(Gianni Sartori)

Sarebbero almeno 131 (almeno quelle certificate) le nuove prigioni costruite negli ultimi cinque anni in Turchia. Dopo quello che ormai convenzionalmente viene definito un “colpo di stato abortito” (15 luglio 2016). Anzi, proprio grazie a quel colpo di Stato (vero o presunto), visto e considerato che la proclamazione dello “stato di emergenza” ha consentito al governo di adottare poteri straordinari per accelerare, sia a livello burocratico che finanziario, l’apertura dei cantieri.

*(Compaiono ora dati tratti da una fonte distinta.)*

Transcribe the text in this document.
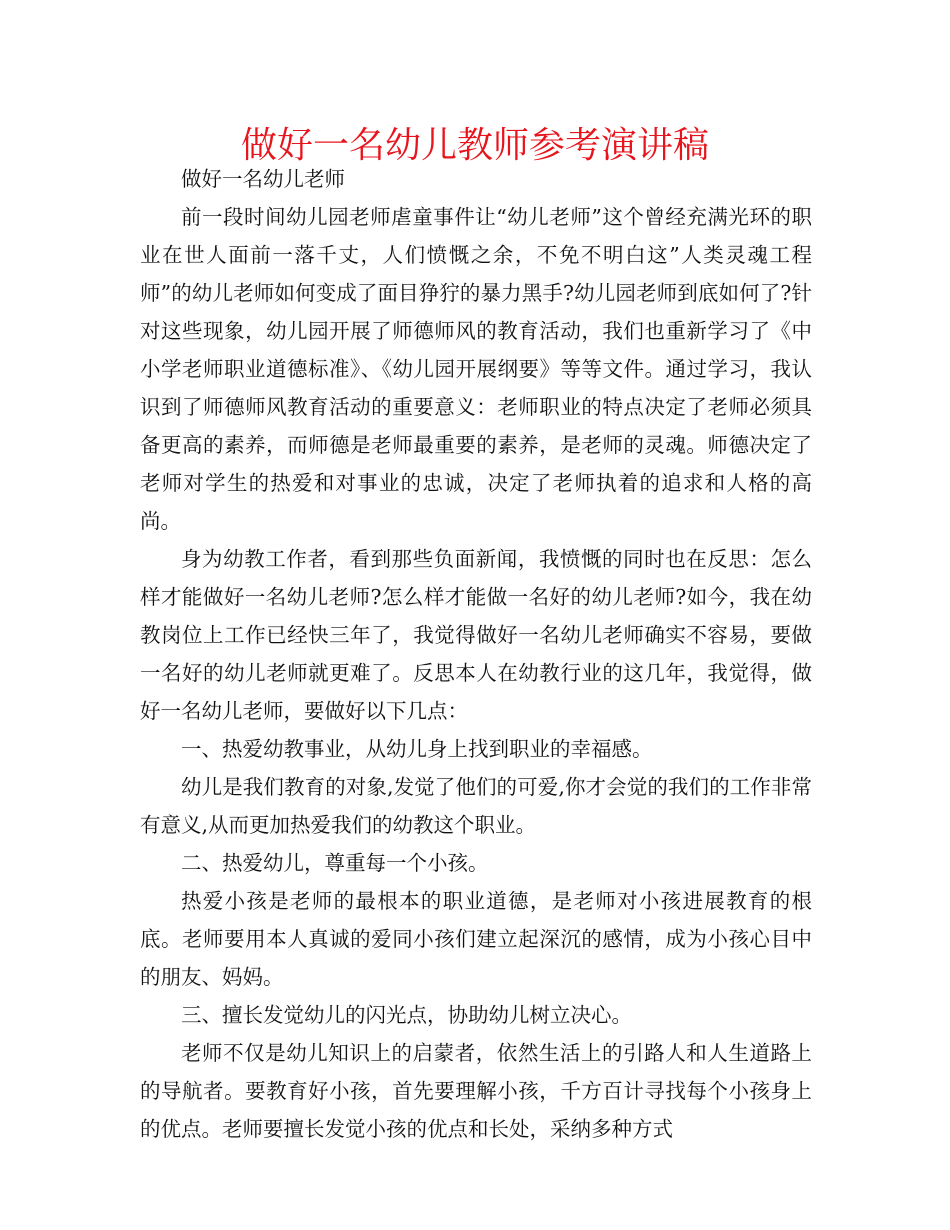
做好一名幼儿教师参考演讲稿

做好一名幼儿老师

前一段时间幼儿园老师虐童事件让“幼儿老师”这个曾经充满光环的职业在世人面前一落千丈，人们愤慨之余，不免不明白这”人类灵魂工程师”的幼儿老师如何变成了面目狰狞的暴力黑手?幼儿园老师到底如何了?针对这些现象，幼儿园开展了师德师风的教育活动，我们也重新学习了《中小学老师职业道德标准》、《幼儿园开展纲要》等等文件。通过学习，我认识到了师德师风教育活动的重要意义：老师职业的特点决定了老师必须具备更高的素养，而师德是老师最重要的素养，是老师的灵魂。师德决定了老师对学生的热爱和对事业的忠诚，决定了老师执着的追求和人格的高尚。

身为幼教工作者，看到那些负面新闻，我愤慨的同时也在反思：怎么样才能做好一名幼儿老师?怎么样才能做一名好的幼儿老师?如今，我在幼教岗位上工作已经快三年了，我觉得做好一名幼儿老师确实不容易，要做一名好的幼儿老师就更难了。反思本人在幼教行业的这几年，我觉得，做好一名幼儿老师，要做好以下几点：

一、热爱幼教事业，从幼儿身上找到职业的幸福感。

幼儿是我们教育的对象,发觉了他们的可爱,你才会觉的我们的工作非常有意义,从而更加热爱我们的幼教这个职业。

二、热爱幼儿，尊重每一个小孩。

热爱小孩是老师的最根本的职业道德，是老师对小孩进展教育的根底。老师要用本人真诚的爱同小孩们建立起深沉的感情，成为小孩心目中的朋友、妈妈。

三、擅长发觉幼儿的闪光点，协助幼儿树立决心。

老师不仅是幼儿知识上的启蒙者，依然生活上的引路人和人生道路上的导航者。要教育好小孩，首先要理解小孩，千方百计寻找每个小孩身上的优点。老师要擅长发觉小孩的优点和长处，采纳多种方式
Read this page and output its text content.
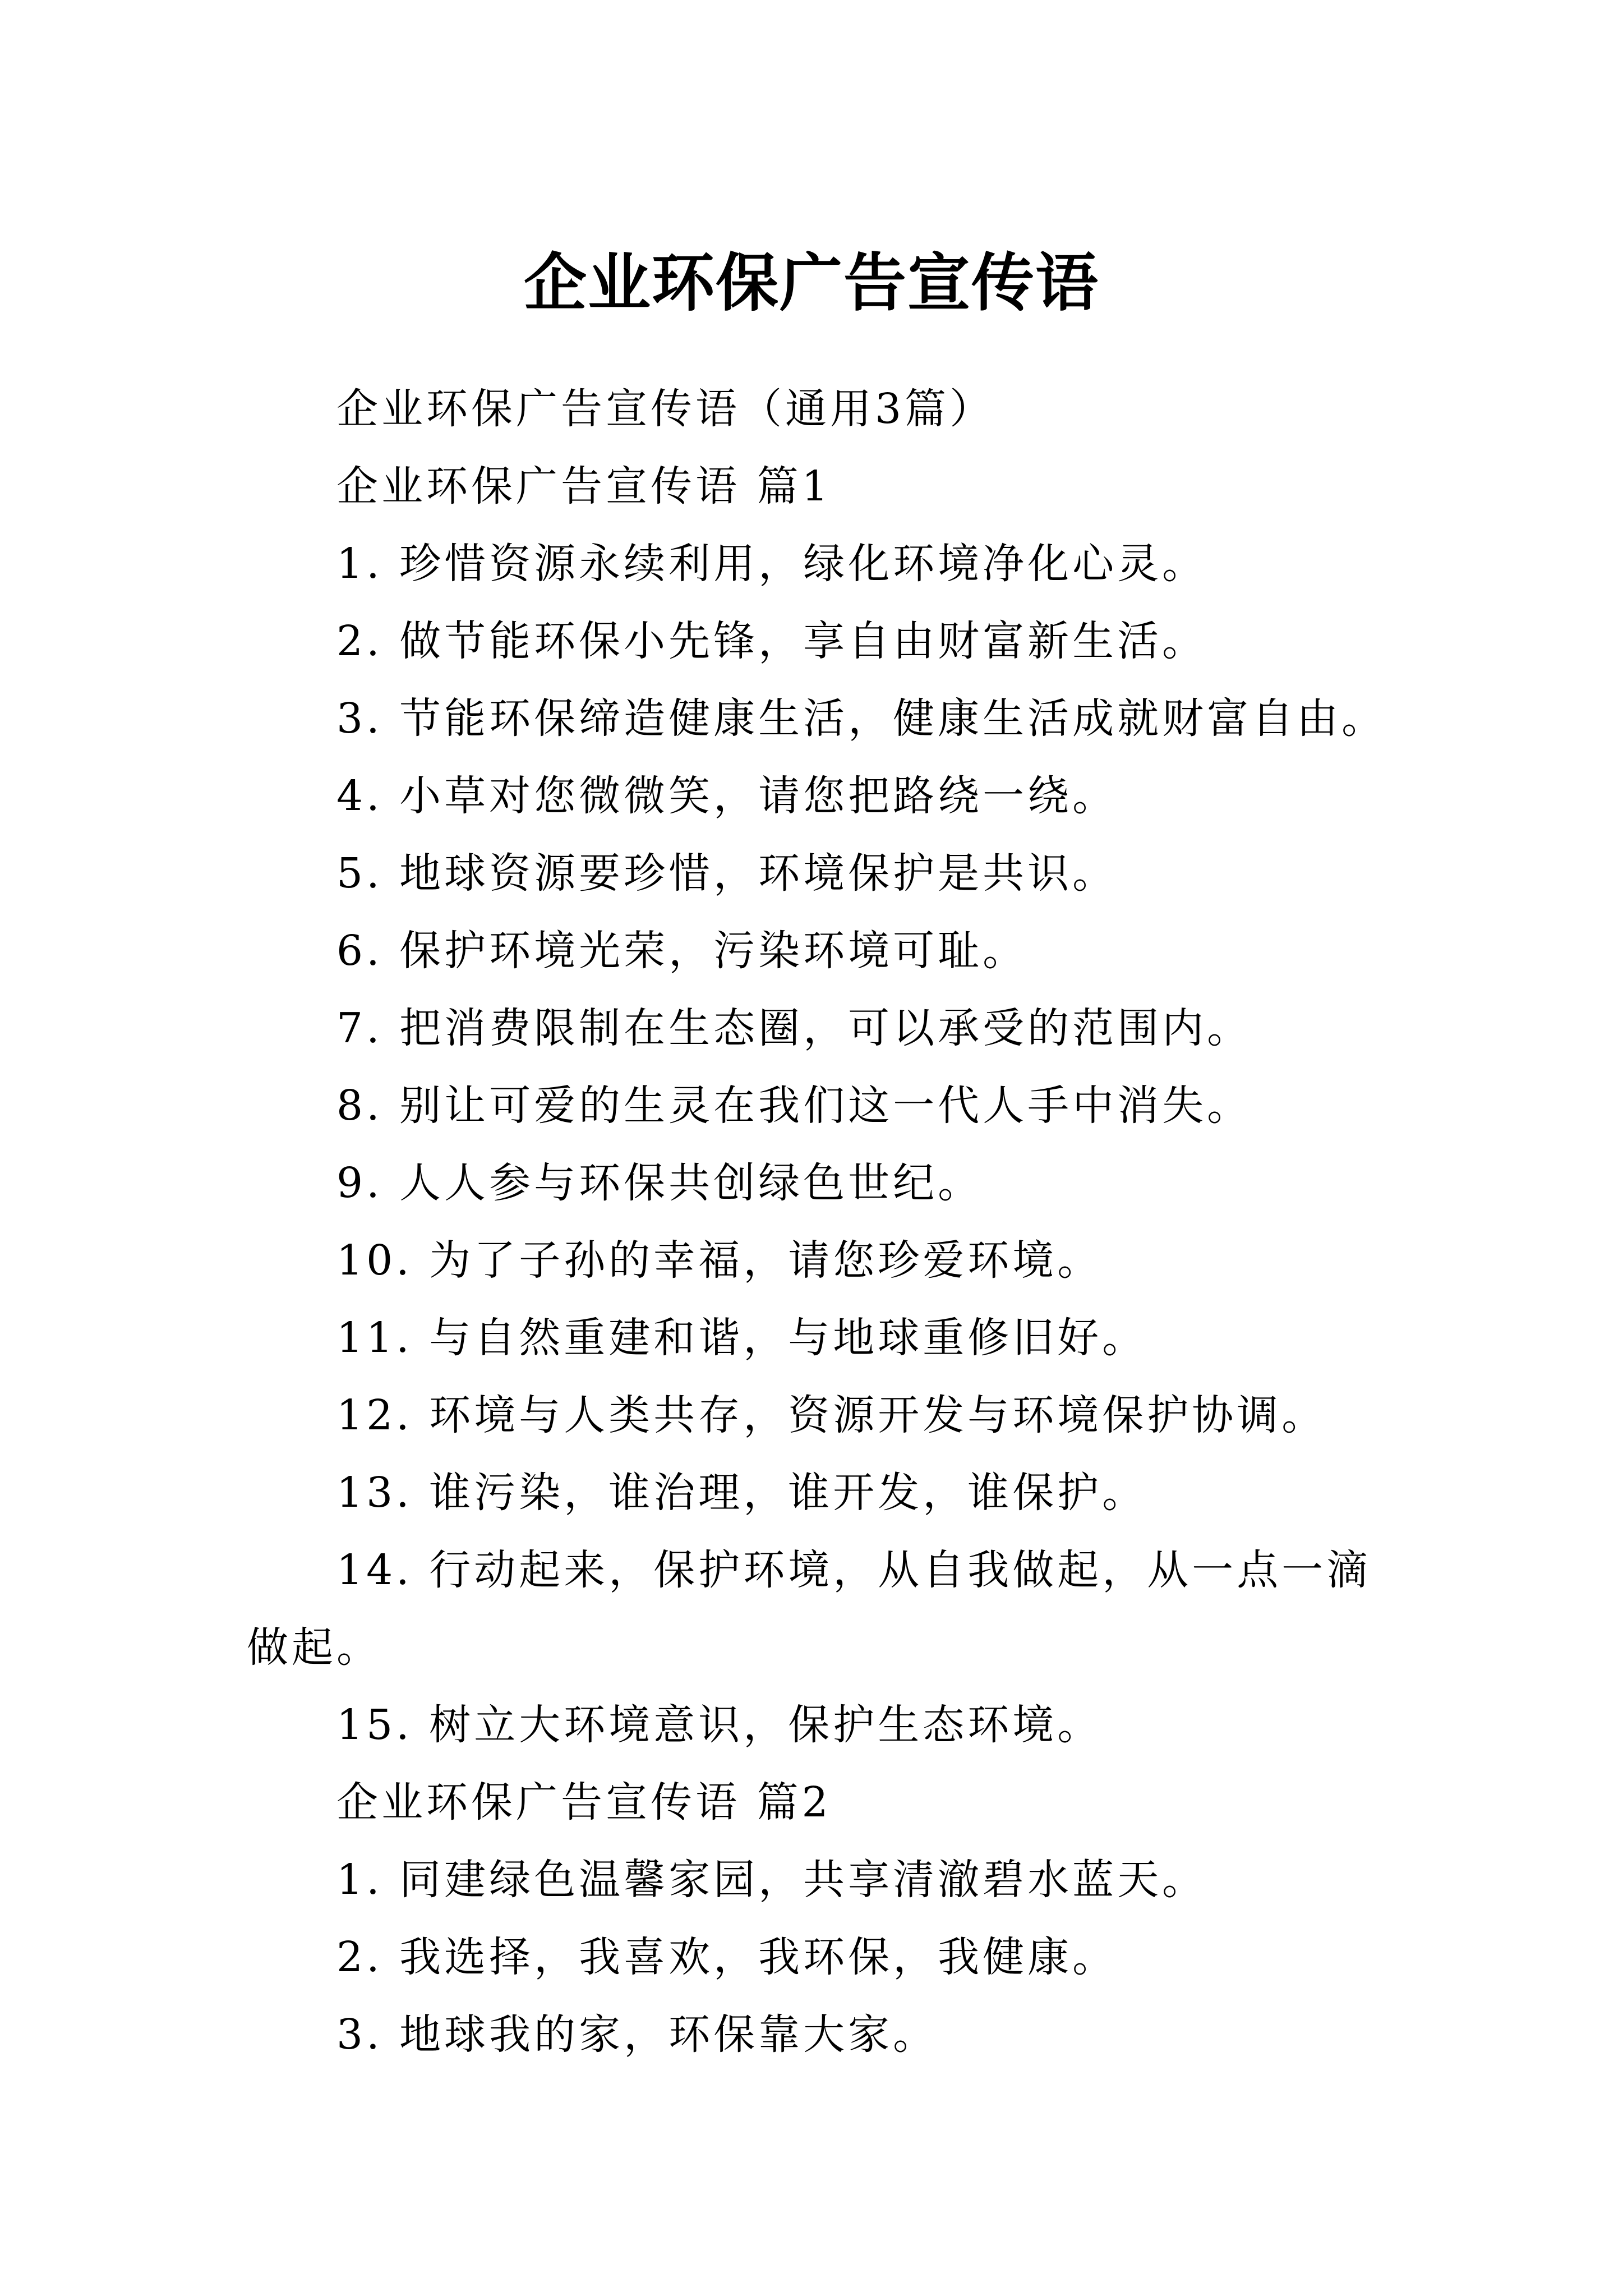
企业环保广告宣传语

企业环保广告宣传语（通用3篇）

企业环保广告宣传语 篇1

1. 珍惜资源永续利用，绿化环境净化心灵。

2. 做节能环保小先锋，享自由财富新生活。

3. 节能环保缔造健康生活，健康生活成就财富自由。

4. 小草对您微微笑，请您把路绕一绕。

5. 地球资源要珍惜，环境保护是共识。

6. 保护环境光荣，污染环境可耻。

7. 把消费限制在生态圈，可以承受的范围内。

8. 别让可爱的生灵在我们这一代人手中消失。

9. 人人参与环保共创绿色世纪。

10. 为了子孙的幸福，请您珍爱环境。

11. 与自然重建和谐，与地球重修旧好。

12. 环境与人类共存，资源开发与环境保护协调。

13. 谁污染，谁治理，谁开发，谁保护。

14. 行动起来，保护环境，从自我做起，从一点一滴做起。

15. 树立大环境意识，保护生态环境。

企业环保广告宣传语 篇2

1. 同建绿色温馨家园，共享清澈碧水蓝天。

2. 我选择，我喜欢，我环保，我健康。

3. 地球我的家，环保靠大家。
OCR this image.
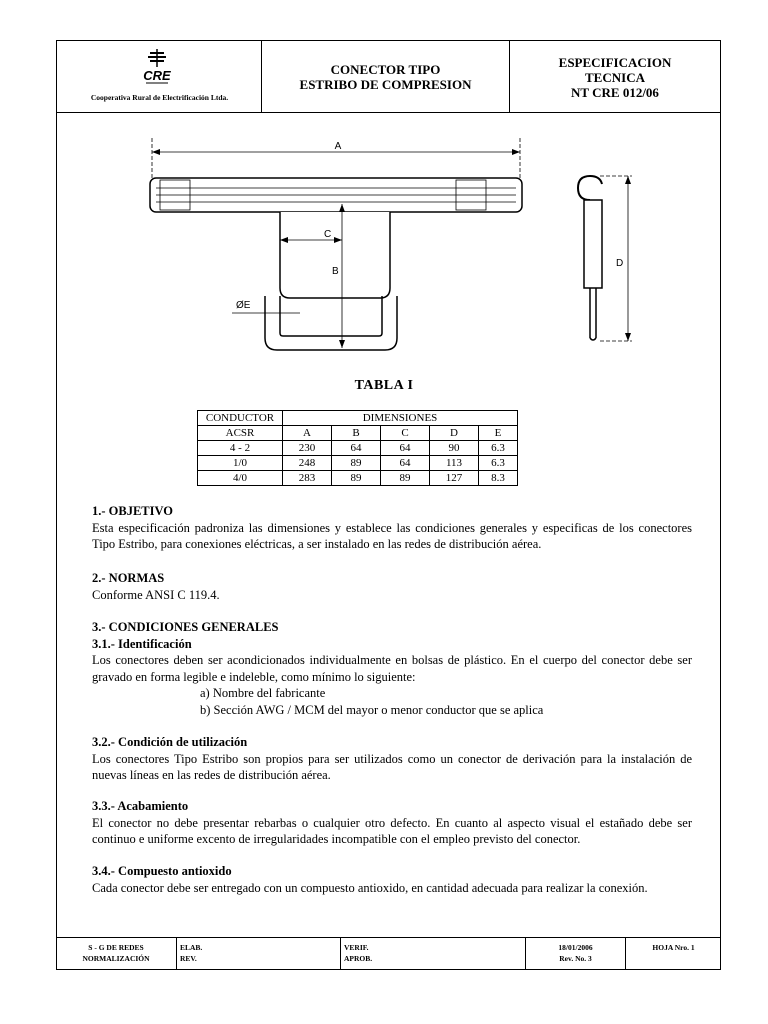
CRE
Cooperativa Rural de Electrificación Ltda.
CONECTOR TIPO
ESTRIBO DE COMPRESION
ESPECIFICACION
TECNICA
NT CRE 012/06
A
C
B
ØE
D
TABLA I
CONDUCTOR	DIMENSIONES				
ACSR	A	B	C	D	E
4 - 2	230	64	64	90	6.3
1/0	248	89	64	113	6.3
4/0	283	89	89	127	8.3

1.- OBJETIVO

Esta especificación padroniza las dimensiones y establece las condiciones generales y especificas de los conectores Tipo Estribo, para conexiones eléctricas, a ser instalado en las redes de distribución aérea.

2.- NORMAS

Conforme ANSI C 119.4.

3.- CONDICIONES GENERALES

3.1.- Identificación

Los conectores deben ser acondicionados individualmente en bolsas de plástico. En el cuerpo del conector debe ser gravado en forma legible e indeleble, como mínimo lo siguiente:

a) Nombre del fabricante

b) Sección AWG / MCM del mayor o menor conductor que se aplica

3.2.- Condición de utilización

Los conectores Tipo Estribo son propios para ser utilizados como un conector de derivación para la instalación de nuevas líneas en las redes de distribución aérea.

3.3.- Acabamiento

El conector no debe presentar rebarbas o cualquier otro defecto. En cuanto al aspecto visual el estañado debe ser continuo e uniforme excento de irregularidades incompatible con el empleo previsto del conector.

3.4.- Compuesto antioxido

Cada conector debe ser entregado con un compuesto antioxido, en cantidad adecuada para realizar la conexión.

S - G DE REDES
NORMALIZACIÓN
ELAB.
REV.
VERIF.
APROB.
18/01/2006
Rev. No. 3
HOJA Nro. 1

Sia con un decreto con cui veniva abrogato l’obbligo di riportare tali opere nel budget annuale statale, sia ampliando le aree edificabili.

Quasi altrettante prigioni sarebbero in programma, per un costo totale previsto di più di un miliardo di euro.

In particolare sta per essere inaugurato un mega carcere – in grado di contenere oltre 15mila detenuti – a Bursa, nel nord del Paese.

Dal 2016 il ritmo di fabbricazione di nuove prigioni è più che raddoppiato rispetto a quello, già sostenuto, dei quattro anni precedenti. Inoltre sono stata ampliate – raddoppiate di volume – buona parte delle prigioni pre-esistenti. Se tradizionalmente le prigioni turche consistevano per lo più di due piani, ora quasi tutte ne hanno almeno tre. Del resto nel medesimo periodo anche la popolazione carceraria è venuta parallelamente ad aumentare, quasi raddoppiare. Stando alle stime ufficiali del ministero preposto, da 180mila a 300mila. Nonostante il covid19 avesse suggerito di sfoltire le celle con un paio di amnistie. Si parla di quasi 200mila detenuti rimessi in libertà, compresi mafiosi e stupratori. Ma non, ovviamente, prigionieri politici di sinistra in generale e quelli curdi in particolare (nemmeno quelli gravemente malati).